O próprio Svidrigáilov estava extremamente calmo e tranquilo enquanto dizia isso. "Peço que você não diga mais nada", disse Raskólnikov. "De todo modo, isto é uma insolência imperdoável."
"De maneira nenhuma. Então um homem pode fazer mal ao próximo neste mundo, e fica impedido de fazer o mínimo bem por causa de formalidades convencionais e triviais. Isso é absurdo. Se eu morresse, por exemplo, e deixasse essa soma para a sua irmã em testamento, ela com certeza não recusaria, não é?" "É bem provável que recusasse."
"Ah, não, claro que não. De todo modo, se você recusa, que seja, embora dez mil rublos sejam uma coisa excelente de se ter na hora certa. Em todo caso, peço que você repita a Avdótia Românovna o que eu disse." "Não, não vou repetir."
"Nesse caso, Rodion Românovitch, serei obrigado a tentar vê-la eu mesmo e a importuná-la com isso." "E se eu de fato contar a ela, você não vai tentar vê-la?"
"Não sei realmente o que dizer. Eu gostaria muito de vê-la mais uma vez." "Não tenha esperança disso."
"Lamento. Mas você não me conhece. Talvez possamos nos tornar amigos melhores." "Você acha que podemos nos tornar amigos?"
"E por que não?", disse Svidrigáilov, sorrindo. Levantou-se e pegou o chapéu. "Eu não tinha bem a intenção de incomodar você, e vim para sem contar com isso... embora tenha ficado muito impressionado com o seu rosto hoje de manhã."
"Onde você me viu hoje de manhã?", perguntou Raskólnikov, inquieto.
"Eu vi você por acaso... Não parava de achar que em você algo parecido comigo... Mas não fique inquieto. Não sou intrometido; eu me dava muito bem com trapaceiros de cartas, e nunca entediei o príncipe Svirbiéi, um grande personagem que é parente distante meu, e eu sabia escrever sobre a Madona de Rafael no álbum da senhora Prilukov, e nunca me afastei do lado de Marfa Petrovna por sete anos, e nos velhos tempos eu costumava passar a noite na casa de Viázemski, na praça do Feno, e talvez eu suba num balão com Berg, quem sabe."
"Ah, está bem. Você vai partir logo em suas viagens, posso perguntar?" "Que viagens?" "Ora, naquela 'viagem'; você mesmo falou dela."
"Uma viagem? Ah, sim. Eu falei de uma viagem. Bom, é um assunto vasto... se ao menos você soubesse o que está perguntando", acrescentou, e deu uma gargalhada repentina, alta e curta. "Talvez eu me case em vez de viajar.

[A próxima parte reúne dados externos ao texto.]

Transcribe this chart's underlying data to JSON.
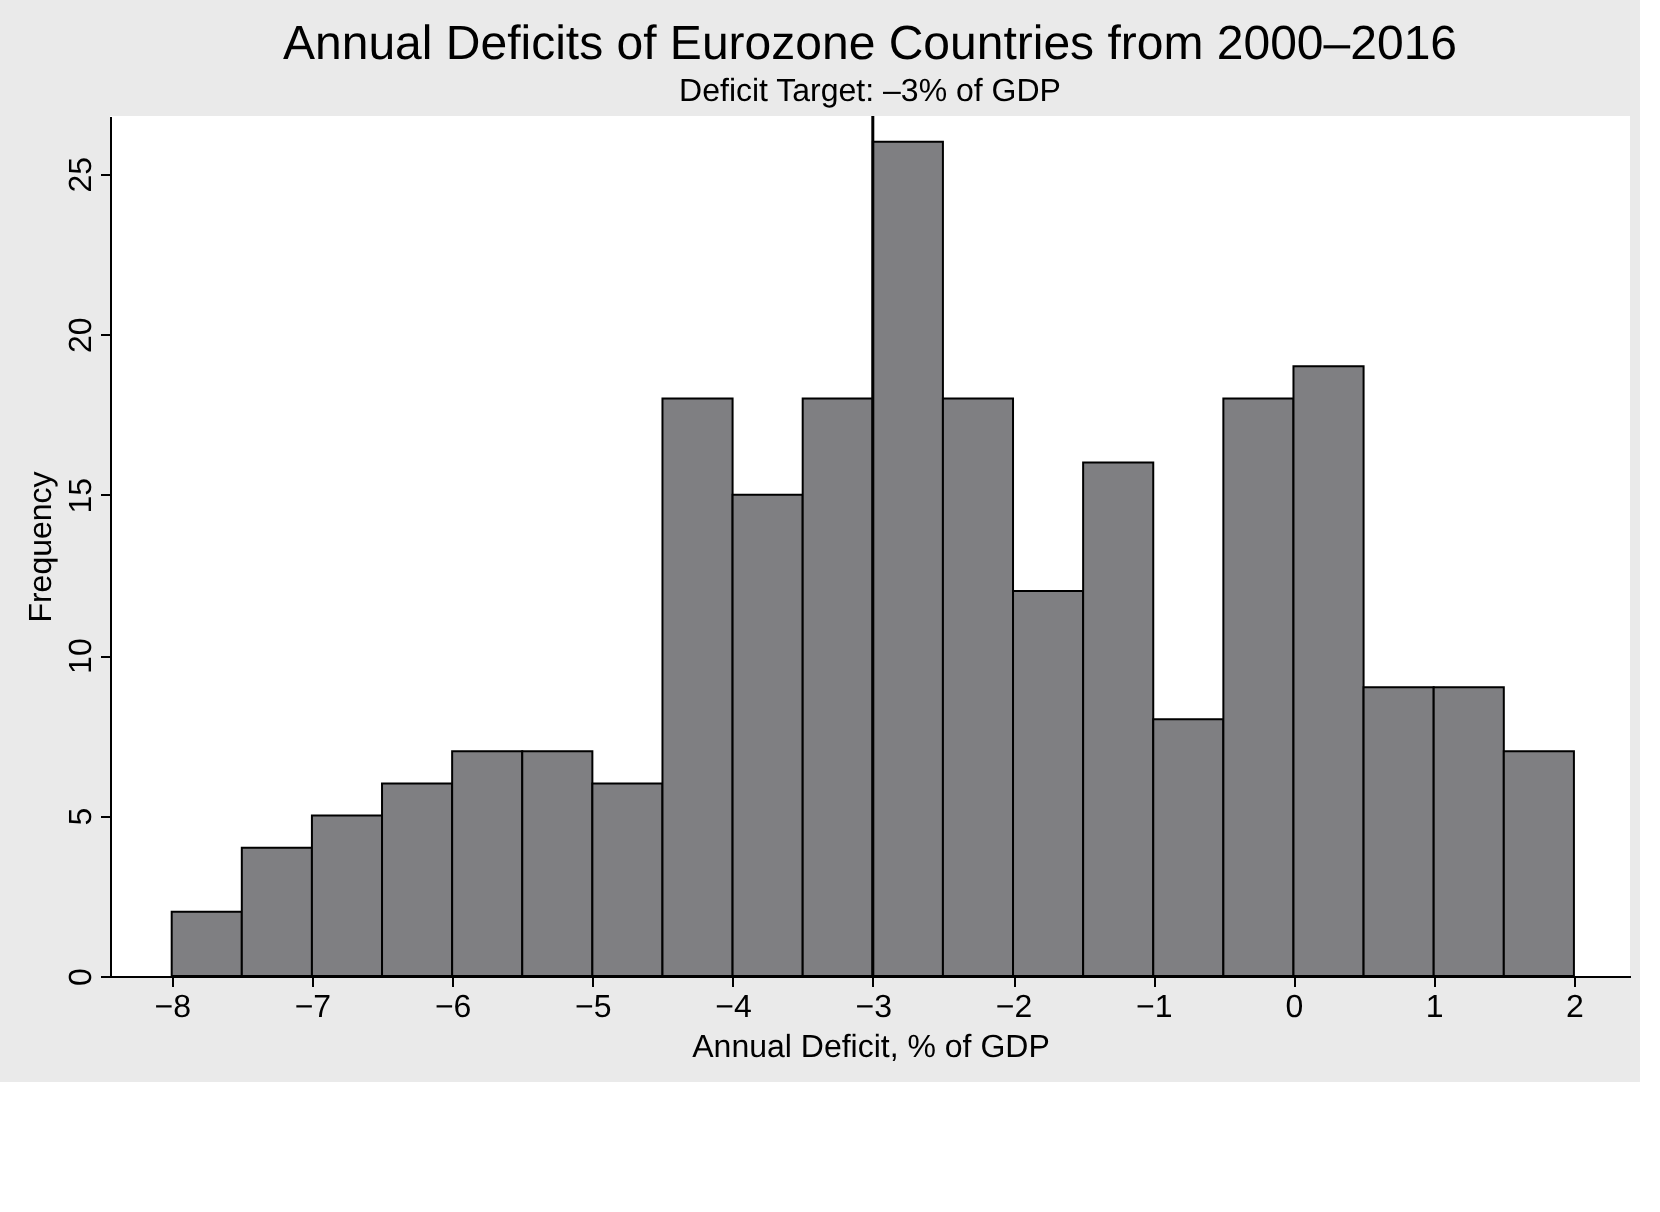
{
  "chart_data": {
    "type": "histogram",
    "title": "Annual Deficits of Eurozone Countries from 2000–2016",
    "subtitle": "Deficit Target: –3% of GDP",
    "xlabel": "Annual Deficit, % of GDP",
    "ylabel": "Frequency",
    "bins": [
      -8,
      -7.5,
      -7,
      -6.5,
      -6,
      -5.5,
      -5,
      -4.5,
      -4,
      -3.5,
      -3,
      -2.5,
      -2,
      -1.5,
      -1,
      -0.5,
      0,
      0.5,
      1,
      1.5,
      2
    ],
    "values": [
      2,
      4,
      5,
      6,
      7,
      7,
      6,
      18,
      15,
      18,
      26,
      18,
      12,
      16,
      8,
      18,
      19,
      9,
      9,
      7
    ],
    "color": "#7f7f82",
    "xlim": [
      -8.44,
      2.4
    ],
    "ylim": [
      0,
      26.8
    ],
    "xticks": [
      {
        "value": -8,
        "label": "−8"
      },
      {
        "value": -7,
        "label": "−7"
      },
      {
        "value": -6,
        "label": "−6"
      },
      {
        "value": -5,
        "label": "−5"
      },
      {
        "value": -4,
        "label": "−4"
      },
      {
        "value": -3,
        "label": "−3"
      },
      {
        "value": -2,
        "label": "−2"
      },
      {
        "value": -1,
        "label": "−1"
      },
      0,
      1,
      2
    ],
    "yticks": [
      0,
      5,
      10,
      15,
      20,
      25
    ],
    "ref_lines": [
      {
        "axis": "x",
        "value": -3,
        "color": "#000000"
      }
    ]
  }
}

Estão me arranjando um casamento." "Aqui?" "Sim." "Como você teve tempo para isso?"
"Mas estou muito ansioso por ver Avdótia Românovna uma vez. Peço isso com sinceridade. Bom, adeus por enquanto. Ah, sim. Esqueci de uma coisa. Diga à sua irmã, Rodion Românovitch, que Marfa Petrovna se lembrou dela no testamento e lhe deixou três mil rublos. Isso é absolutamente certo. Marfa Petrovna providenciou tudo uma semana antes de morrer, e foi feito na minha presença. Avdótia Românovna poderá receber o dinheiro em duas ou três semanas."
"Você está dizendo a verdade?" "Sim, diga a ela. Bom, ao seu dispor. Estou hospedado bem perto de você."
Ao sair, Svidrigáilov esbarrou em Razumíkhin na porta.